Datasets:
MoE Architecture
The MoE model is the main scaling direction for code completion. The strongest current structure is sparse FFN experts with shared attention and optional multi-token prediction heads.
Recommended Structure
- Decoder-only Transformer.
- RMSNorm before attention and FFN.
- RoPE positional encoding.
- Grouped-query attention.
- SwiGLU experts.
- Top-2 routing during training.
- Shared expert for common syntax and indentation.
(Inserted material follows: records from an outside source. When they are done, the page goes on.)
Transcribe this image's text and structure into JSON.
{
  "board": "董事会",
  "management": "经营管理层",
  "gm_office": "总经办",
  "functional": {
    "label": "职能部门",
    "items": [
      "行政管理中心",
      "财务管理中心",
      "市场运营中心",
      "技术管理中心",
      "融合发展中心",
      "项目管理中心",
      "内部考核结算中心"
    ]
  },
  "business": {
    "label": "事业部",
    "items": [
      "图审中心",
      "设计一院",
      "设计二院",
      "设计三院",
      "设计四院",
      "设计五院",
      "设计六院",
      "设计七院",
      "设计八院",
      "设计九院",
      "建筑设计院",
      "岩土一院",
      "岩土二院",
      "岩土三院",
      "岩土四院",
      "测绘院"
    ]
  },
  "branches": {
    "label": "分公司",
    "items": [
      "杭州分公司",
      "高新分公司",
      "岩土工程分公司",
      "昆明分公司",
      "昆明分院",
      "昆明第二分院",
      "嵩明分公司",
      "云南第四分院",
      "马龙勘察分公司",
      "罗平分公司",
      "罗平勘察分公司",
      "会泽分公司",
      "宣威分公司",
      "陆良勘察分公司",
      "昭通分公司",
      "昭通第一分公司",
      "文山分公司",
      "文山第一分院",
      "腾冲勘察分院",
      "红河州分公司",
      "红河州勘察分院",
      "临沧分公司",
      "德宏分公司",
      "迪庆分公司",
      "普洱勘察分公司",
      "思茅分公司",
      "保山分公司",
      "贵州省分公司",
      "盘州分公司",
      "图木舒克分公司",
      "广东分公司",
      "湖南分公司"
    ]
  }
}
- Router z-loss and auxiliary load-balancing loss.
- QK norm for long-context attention stability.
- Expert-choice telemetry from the first step, not after loss diverges.
- Optional multi-token prediction heads with low loss weight.
Best Current Shape
Use shared attention and sparse FFN. Keep early layers mostly dense/shared so the model learns lexical syntax before specializing.
- Early blocks: dense FFN or shared expert heavy.
- Middle blocks: sparse MoE every other block.
- Late blocks: sparse MoE with stricter router stability checks.
- Expert count: start with 8 experts for smoke, then 16-32 for H100 ablation.
- Routing: top-2 with capacity factor 1.25 during training.
- Inference ablation: top-1 only after top-2 training is stable.
For code completion, the highest-value specialization is not one expert per language. Better targets are syntax/indentation, FIM reconstruction, repository-context patterns, generated-code continuation, and real-code APIs.
Routing Metrics
Log:
- Per-layer expert load.
- Per-expert token fraction.
- Dropped-token count.
- Router entropy.
- Auxiliary loss.
- Domain-to-expert correlation.
Failure Modes
- Expert collapse.
- Router churn.
- Synthetic Python overfitting.
- MTP loss overpowering next-token loss.
- Shared expert absorbing too much load.
- Dropped tokens above 1% for sustained windows.